A la Maréchaussée, Madame, on ne se frotte ;

Vous-vous êtes piquée. En avant ! Les menottes !

ELISE

Je ne permettrai point, Monsieur, que l’on me touche !

Il lui passe les menottes et la fait asseoir.

 

PHILIPPE

Silence, ou je vous mets un bâillon sur la bouche !

 

ELISE

Fichtre, quel malotru !

 

HONORE, à Elise.

Si vous restiez quiète !

Cessez de vous conduire ainsi qu’une fillette !

 

PHILIPPE

Accusée, levez-vous ! Il semble, à l’évidence,

Si j’ai bien écouté toutes vos confidences

Que vous êtes coupable, avec faits aggravants,

Des délits que je cite et des crimes suivants :

Faux, usage de faux à visée criminelle,

Complot prémédité. Les preuves sont formelles !

Tentative de meurtre, abus de confiance,

Subterfuge proscrits, tricherie, manigance,

Et enfin groupement de malfaiteurs.

 

ELISE

J’enrage !

 

PHILIPPE

Il me faut rajouter, c’est vrai, vos deux outrages,

Plus une tentative d’empoisonnement.

 

ELISE

Du poison ? C’est nouveau ! Chez moi ?

 

PHILIPPE

Certainement !

La bouteille de vin qu’à midi vous sortîtes

Etait empoisonnée.

 

ELISE

La bouteille, vous dites ?

 

PHILIPPE

J’ai bu, de ce vin là, quelques franches rasades,

Et je fus tout le jour horriblement malade.

 

 

ELISE

Alors, monsieur l’agent, tout cela, est-ce grave ?

 

PHILIPPE

Non ! Ce sont, à la loi, de petites entraves !

 

ELISE

Bon, je suis soulagée !

 

PHILIPPE

Fort bien, car ces vétilles

Ne devraient vous coûter quinze ans de bastille !

 

ELISE

Quinze ans ? Et mon valet ?

 

PHILIPPE

Etant votre complice,

Il devra, lui aussi, comparaître en justice.

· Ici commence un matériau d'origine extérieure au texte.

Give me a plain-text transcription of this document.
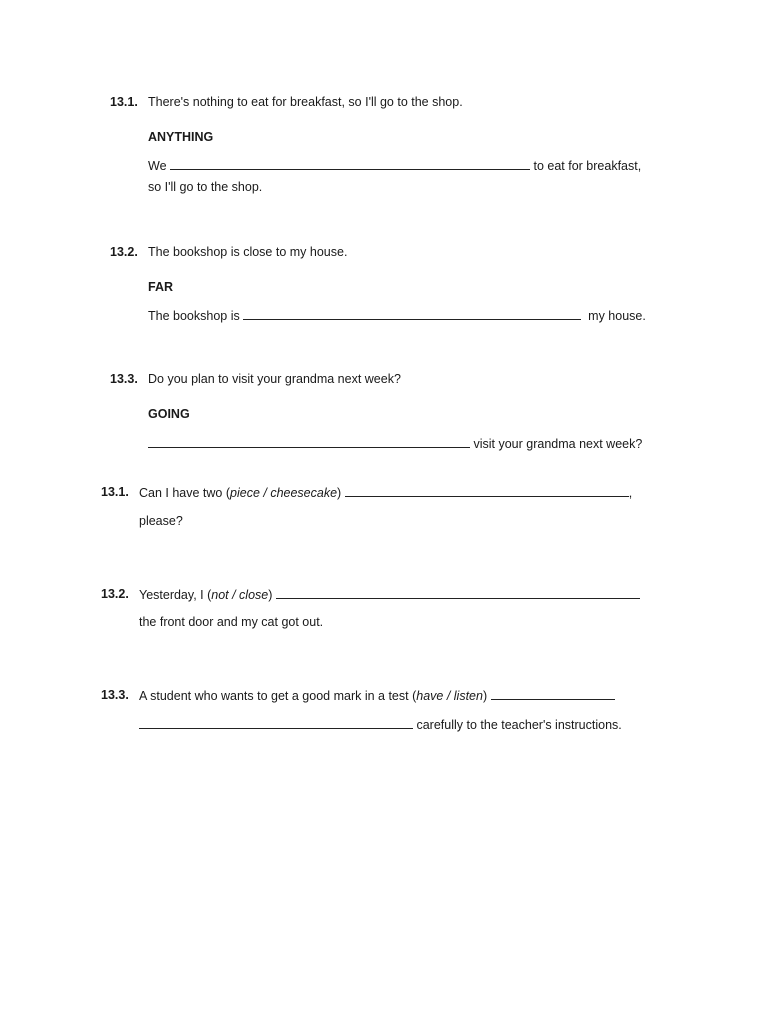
13.1. There's nothing to eat for breakfast, so I'll go to the shop.
ANYTHING
We	to eat for breakfast,
so I'll go to the shop.
13.2. The bookshop is close to my house.
FAR
The bookshop is	my house.
13.3. Do you plan to visit your grandma next week?
GOING
visit your grandma next week?
13.1. Can I have two (piece / cheesecake)	,
please?
13.2. Yesterday, I (not / close)
the front door and my cat got out.
13.3. A student who wants to get a good mark in a test (have / listen)
carefully to the teacher's instructions.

Il passe les menottes au valet.

 

ELISE

Il n’a pas d’avocat !

 

PHILIPPE

Mais c’est peine perdue,

Puisqu’à l’accoutumée, les valets sont pendus !

 

ELISE

Sans même qu’on les juge ?

 

PHILIPPE

A quoi bon !

 

ELISE

C’est honteux !

 

PHILIPPE

Les procès, aujourd’hui, sont lents et très coûteux

Alors que les bourreaux, ne soyons pas stupides,

Sont bien meilleur marché et surtout, plus rapides.

S’adressant à Elise et à Dominique.

Mes amis, ce n’est pas, bien sûr, que l’on s’ennuie,

Mais il faut s’en aller.

 

ELISE

Après vous !

 

 

PHILIPPE

Je vous suis.

Philippe sort, accompagné de ses deux prisonniers.